As a consequence, efforts have been made to synthesize specific stem cell secretomes efficiently, in vitro. In general, stem cells become activated and produce higher amounts of secretome in response to external stress (for example, by damaged tissues in vivo). As such, the main preconditioning mechanism to induce secretome (extracellular vesicles) production are stress-inducing methods, most prominently anoxia and hypoxia, but also pharmacological, physical or cytokine-related methods that force the cells to produce secretome in vitro. This approach is also known as cell-free stem cell therapy.

It has been hypothesized that future therapies aiming at generating a (specific) secretome with a defined profile, and optimized concentrations of paracrine factors will yield a better, more reliable and controlled outcome as compared to previous approaches that rely solely on injecting (mesenchymal) stem cells into the body and hope that their paracrine (or trans differentiation) capacity will have beneficial effects in the body. However, the controlled therapeutic use of the stem cell secretome demands high-quality standardization of isolation and analysis techniques to yield reproducible secretome preparations.

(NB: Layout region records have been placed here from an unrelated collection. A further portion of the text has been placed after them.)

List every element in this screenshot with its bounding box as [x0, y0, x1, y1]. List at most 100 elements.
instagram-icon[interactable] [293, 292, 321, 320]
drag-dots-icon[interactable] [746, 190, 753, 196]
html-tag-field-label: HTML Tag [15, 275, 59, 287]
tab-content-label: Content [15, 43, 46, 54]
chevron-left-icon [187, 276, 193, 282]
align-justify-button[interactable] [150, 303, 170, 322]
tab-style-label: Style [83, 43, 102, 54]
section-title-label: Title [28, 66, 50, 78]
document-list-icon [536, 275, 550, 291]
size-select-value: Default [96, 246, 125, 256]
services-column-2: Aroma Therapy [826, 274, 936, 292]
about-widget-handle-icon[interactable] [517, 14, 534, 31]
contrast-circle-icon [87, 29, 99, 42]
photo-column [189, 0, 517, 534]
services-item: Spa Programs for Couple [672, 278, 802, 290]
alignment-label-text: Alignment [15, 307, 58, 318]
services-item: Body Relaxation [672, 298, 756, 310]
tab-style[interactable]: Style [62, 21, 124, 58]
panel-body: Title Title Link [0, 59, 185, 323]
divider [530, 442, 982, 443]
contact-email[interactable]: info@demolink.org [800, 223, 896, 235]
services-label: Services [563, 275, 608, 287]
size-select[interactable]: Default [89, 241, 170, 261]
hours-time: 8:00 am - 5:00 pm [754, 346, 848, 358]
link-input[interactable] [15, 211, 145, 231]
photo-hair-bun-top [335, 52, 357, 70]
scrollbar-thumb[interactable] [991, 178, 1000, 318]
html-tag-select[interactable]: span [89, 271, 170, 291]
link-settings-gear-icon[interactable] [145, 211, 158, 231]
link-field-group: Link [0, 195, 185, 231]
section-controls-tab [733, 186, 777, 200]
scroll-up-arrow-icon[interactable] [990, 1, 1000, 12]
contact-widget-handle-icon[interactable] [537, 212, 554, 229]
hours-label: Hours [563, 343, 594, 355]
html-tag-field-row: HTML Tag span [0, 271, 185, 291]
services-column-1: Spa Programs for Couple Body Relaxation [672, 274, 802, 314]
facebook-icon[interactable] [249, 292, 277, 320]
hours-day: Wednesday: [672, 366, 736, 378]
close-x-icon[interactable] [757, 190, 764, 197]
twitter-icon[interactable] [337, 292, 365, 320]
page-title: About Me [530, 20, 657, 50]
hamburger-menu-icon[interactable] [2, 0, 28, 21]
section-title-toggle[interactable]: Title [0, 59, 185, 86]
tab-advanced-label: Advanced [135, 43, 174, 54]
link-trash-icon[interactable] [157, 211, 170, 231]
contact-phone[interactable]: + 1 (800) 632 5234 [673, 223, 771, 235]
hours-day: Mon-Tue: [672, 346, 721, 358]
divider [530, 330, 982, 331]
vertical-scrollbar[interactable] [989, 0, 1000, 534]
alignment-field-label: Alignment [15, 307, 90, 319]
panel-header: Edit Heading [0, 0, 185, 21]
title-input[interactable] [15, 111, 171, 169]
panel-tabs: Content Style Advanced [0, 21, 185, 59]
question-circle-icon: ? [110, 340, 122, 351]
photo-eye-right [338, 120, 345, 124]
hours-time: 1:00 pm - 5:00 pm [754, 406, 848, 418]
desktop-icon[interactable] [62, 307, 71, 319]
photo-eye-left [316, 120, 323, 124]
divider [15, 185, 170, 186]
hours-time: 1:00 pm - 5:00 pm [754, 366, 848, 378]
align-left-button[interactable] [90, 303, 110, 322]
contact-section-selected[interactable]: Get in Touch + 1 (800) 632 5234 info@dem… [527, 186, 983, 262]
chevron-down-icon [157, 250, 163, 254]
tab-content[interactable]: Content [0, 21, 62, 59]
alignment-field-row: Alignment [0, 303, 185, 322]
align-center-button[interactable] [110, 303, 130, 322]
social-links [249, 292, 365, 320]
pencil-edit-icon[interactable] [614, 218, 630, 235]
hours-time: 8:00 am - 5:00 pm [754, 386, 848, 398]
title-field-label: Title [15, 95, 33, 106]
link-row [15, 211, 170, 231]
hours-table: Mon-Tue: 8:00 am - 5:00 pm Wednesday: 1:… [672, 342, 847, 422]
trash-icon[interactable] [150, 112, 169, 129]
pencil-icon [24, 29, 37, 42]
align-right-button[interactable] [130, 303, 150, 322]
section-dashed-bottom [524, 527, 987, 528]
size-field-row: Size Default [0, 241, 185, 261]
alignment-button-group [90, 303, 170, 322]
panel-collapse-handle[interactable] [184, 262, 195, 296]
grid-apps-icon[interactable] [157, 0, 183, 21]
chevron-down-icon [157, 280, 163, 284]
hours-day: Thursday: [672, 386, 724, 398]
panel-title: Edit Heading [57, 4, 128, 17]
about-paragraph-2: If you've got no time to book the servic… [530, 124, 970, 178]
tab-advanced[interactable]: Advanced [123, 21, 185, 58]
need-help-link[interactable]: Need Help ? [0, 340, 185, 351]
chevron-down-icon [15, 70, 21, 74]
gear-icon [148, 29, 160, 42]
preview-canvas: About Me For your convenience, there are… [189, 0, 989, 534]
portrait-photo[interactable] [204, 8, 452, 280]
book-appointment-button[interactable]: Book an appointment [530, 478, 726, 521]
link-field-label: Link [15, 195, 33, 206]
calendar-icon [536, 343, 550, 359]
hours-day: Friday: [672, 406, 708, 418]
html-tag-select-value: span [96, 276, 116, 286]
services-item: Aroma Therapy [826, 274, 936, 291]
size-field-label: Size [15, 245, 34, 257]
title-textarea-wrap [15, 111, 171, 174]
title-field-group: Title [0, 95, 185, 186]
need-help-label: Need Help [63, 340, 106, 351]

Various pharmaceutical companies and clinical institutions have started to develop protocols for the in vitro extraction of specific secretome profiles from autologous mesenchymal stem cells, as well as for the clinical use of secretome as a novel therapeutic for numerous diseases, either as a private pay procedure or within clinical trials. Even though these treatments are in compliance with the regulatory framework in Europe under certain conditions as of May 2017, there is yet no evidence for their proven efficacy in human clinical trials, besides singular case reports. Therefore, at the moment, the clinical use of stem cell secretome is experimental, and it is mainly based on in-vitro and animal data. One potential application of autologous stem cell secretome has been in veterinary medicine, as commercialized by a Russian company, T-Helper Cell Technologies in 2017 under the name Reparin-Helper.